A second line of defence, the triage nurse, is now fairly commonplace in casualty departments and becoming more accepted into general practice. Triage is originally a military term which describes the distribution of war casualties into three groups: those who needed immediate attention in order to survive; those who could wait for medical treatment; and those that didn't have any chance of surviving.

The trouble with all these barriers to seeing a doctor is that they often weed out just the people who should be getting in. A classic example is the teenage girl who comes in on a Monday morning asking to see a doctor. The conversation goes something like this:

Receptionist (well-trained and friendly): "Good morning, how can I help you?"

Girl (shy and self-conscious): "I need to see a doctor."

Receptionist (consulting computer screen): "The first available appointment is on Thursday at 3.20."

Girl (ill at ease): No reply.

Receptionist: "Is it an emergency?"

Girl (slinking away): "No, I suppose not."

Receptionist (to next person in queue): "Good morning, how can I help you?"

The next time we see this patient she is 18 weeks pregnant. Whose fault is it that she didn't take the morning-after pill (which sadly requires a doctor's prescription)?

Even when everything works according to plan, and the right patients get to see the right doctors at the most convenient times, doctors are still faced with the problem of how to prevent a consultation going on for too long. The NHS average is about seven minutes per patient.

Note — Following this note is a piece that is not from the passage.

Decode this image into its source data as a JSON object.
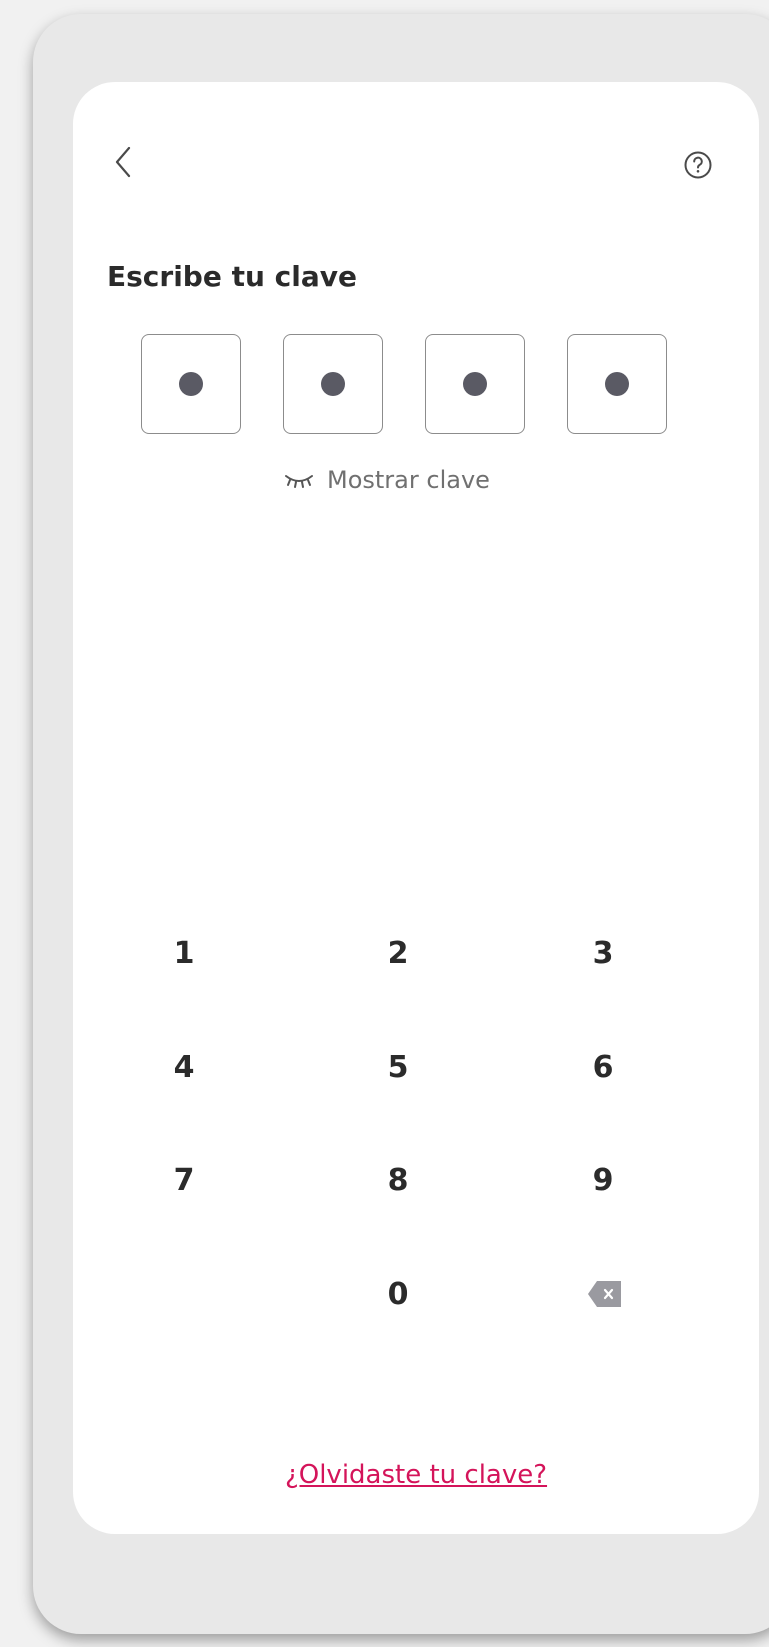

The old technique of handing over a prescription, as if to say "Here is your party bag, it's time to leave," is effective, but not always clinically appropriate. Moving towards the door is another way of saying goodbye, but can be interpreted as uncaring and even insulting.

As a last resort, I have occasionally had to play the trump card of saying goodbye to the patient by leaving the room myself, with the patient still seated by my desk. This has never failed to work, but I occasionally find myself loitering at the back of reception, peeping out to see if the patient has emerged from the inner sanctum of the surgery.